The analysts noted that Amazon has significantly expanded its robotic capabilities since acquiring Kiva in 2012. Currently, over 750,000 robots assist with 75% of customer orders. They pointed out that Amazon launched its first 12th-generation automated fulfillment center in late 2024 and introduced eight new robots in May, primarily aimed at enhancing delivery station efficiencies. This automation drive has contributed to Amazon’s impressive revenue growth of 10.08% over the last twelve months, with total revenue reaching $650.31 billion.
According to the analysts, these developments are expected to help Amazon reduce its reliance on labor, improve order accuracy, and boost warehouse efficiency, leading to substantial cost savings. They observed that Amazon’s retail operating profit margin for 2024 stands at 5.4%, showing considerable progress since 2022. The analysts foresee long-term potential retail margins reaching 11%, driven by improvements in advertising, third-party services, and subscriptions.
The analysts also believe that the integration of robots and drones will enhance Amazon’s shipping speed advantages, potentially adding two percentage points to the company’s long-term retail margins.
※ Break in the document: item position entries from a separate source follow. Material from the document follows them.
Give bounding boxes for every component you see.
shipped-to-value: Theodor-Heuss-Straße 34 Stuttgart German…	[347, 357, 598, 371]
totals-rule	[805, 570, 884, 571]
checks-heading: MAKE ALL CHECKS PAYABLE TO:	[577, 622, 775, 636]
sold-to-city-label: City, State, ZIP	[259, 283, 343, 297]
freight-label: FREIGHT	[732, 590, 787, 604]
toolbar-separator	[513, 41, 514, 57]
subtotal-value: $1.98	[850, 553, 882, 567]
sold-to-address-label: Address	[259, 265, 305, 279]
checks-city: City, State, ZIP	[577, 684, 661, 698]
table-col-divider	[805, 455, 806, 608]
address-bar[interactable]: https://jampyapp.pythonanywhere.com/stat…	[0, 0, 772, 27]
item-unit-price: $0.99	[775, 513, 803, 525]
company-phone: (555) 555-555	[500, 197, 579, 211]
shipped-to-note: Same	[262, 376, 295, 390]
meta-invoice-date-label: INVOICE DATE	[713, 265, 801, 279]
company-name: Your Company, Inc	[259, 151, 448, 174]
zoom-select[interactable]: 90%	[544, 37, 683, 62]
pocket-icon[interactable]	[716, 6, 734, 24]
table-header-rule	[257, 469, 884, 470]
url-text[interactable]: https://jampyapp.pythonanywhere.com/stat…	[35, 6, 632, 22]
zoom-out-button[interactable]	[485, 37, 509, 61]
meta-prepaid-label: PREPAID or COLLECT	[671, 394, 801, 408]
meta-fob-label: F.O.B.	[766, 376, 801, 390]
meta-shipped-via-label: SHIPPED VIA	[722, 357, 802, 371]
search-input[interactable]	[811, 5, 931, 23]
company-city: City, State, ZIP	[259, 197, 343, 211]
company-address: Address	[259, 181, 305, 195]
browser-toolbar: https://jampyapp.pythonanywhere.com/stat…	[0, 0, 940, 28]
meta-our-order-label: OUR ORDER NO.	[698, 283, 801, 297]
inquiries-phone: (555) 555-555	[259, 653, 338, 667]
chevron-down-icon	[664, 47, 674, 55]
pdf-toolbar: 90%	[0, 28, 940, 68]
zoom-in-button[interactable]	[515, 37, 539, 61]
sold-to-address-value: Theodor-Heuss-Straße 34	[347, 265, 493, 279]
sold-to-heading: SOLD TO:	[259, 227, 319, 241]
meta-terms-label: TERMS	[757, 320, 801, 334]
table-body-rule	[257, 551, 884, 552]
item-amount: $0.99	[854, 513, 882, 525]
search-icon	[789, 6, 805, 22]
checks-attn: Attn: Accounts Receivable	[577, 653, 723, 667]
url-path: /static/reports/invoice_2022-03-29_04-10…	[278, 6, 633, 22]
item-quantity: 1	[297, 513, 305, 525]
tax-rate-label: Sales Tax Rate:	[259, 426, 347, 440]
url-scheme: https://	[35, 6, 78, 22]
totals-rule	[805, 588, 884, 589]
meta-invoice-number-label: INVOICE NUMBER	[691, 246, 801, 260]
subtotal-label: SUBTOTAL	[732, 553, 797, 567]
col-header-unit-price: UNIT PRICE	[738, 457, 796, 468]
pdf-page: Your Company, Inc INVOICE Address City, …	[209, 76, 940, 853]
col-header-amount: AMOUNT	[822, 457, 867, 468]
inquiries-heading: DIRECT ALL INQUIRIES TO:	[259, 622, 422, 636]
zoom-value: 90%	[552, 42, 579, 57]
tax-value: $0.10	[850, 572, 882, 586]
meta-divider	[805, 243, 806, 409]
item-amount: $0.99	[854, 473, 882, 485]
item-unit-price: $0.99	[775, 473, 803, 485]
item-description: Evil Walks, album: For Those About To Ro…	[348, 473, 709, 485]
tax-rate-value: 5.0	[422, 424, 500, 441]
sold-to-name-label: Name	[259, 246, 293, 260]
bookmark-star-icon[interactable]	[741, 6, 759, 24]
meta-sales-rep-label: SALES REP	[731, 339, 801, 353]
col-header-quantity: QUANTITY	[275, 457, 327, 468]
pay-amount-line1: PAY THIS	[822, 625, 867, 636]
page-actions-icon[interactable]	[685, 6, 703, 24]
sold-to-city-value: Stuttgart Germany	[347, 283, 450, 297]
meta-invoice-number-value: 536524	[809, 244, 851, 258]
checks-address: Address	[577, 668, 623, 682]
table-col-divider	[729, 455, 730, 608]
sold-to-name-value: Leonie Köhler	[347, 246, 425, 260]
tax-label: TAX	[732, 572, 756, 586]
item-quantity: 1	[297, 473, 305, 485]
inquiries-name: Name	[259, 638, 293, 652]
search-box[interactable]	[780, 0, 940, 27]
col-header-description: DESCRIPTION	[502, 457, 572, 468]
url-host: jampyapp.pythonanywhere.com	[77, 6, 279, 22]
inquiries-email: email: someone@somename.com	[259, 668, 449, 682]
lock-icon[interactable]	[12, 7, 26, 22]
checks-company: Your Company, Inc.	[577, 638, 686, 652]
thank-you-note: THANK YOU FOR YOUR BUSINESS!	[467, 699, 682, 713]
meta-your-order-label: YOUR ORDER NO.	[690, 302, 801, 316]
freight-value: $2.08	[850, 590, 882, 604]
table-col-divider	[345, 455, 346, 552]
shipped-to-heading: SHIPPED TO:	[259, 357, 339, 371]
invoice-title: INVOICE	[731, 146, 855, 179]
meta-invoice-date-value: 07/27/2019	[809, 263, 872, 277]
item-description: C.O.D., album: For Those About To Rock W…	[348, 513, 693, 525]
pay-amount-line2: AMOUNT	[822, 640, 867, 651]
This development is seen as a step towards improving the profitability of Amazon’s first-party operations in a competitive AI-driven market.
In other recent news, Amazon.com Inc (NASDAQ:AMZN). is planning a significant global expansion of its data centers, with new facilities under construction in Chile, New Zealand, Saudi Arabia, and Taiwan. This initiative is part of Amazon Web Services’ effort to increase access to cutting-edge artificial intelligence chips from Nvidia (NASDAQ:NVDA). Additionally, Amazon has struck a licensing deal with The New York Times (NYSE:NYT) to incorporate its editorial content into Amazon’s AI platforms, marking a new venture in AI technology for the media company. Meanwhile, Citizens JMP has maintained its Market Outperform rating for Amazon, with a price target of $250, highlighting the company’s competitive strategies in digital advertising. This comes as Amazon offers discounts on its demand-side platform to attract marketers, intensifying competition with Google (NASDAQ:GOOGL) in the connected TV advertising space. In the broader tech sector, Tesla (NASDAQ:TSLA) and other "Magnificent Seven" stocks, including Amazon, experienced a dip in premarket trading amid uncertainties related to U.S. tariff policies and global trade tensions. Despite these challenges, Amazon continues to focus on expanding its AI capabilities and digital advertising market share.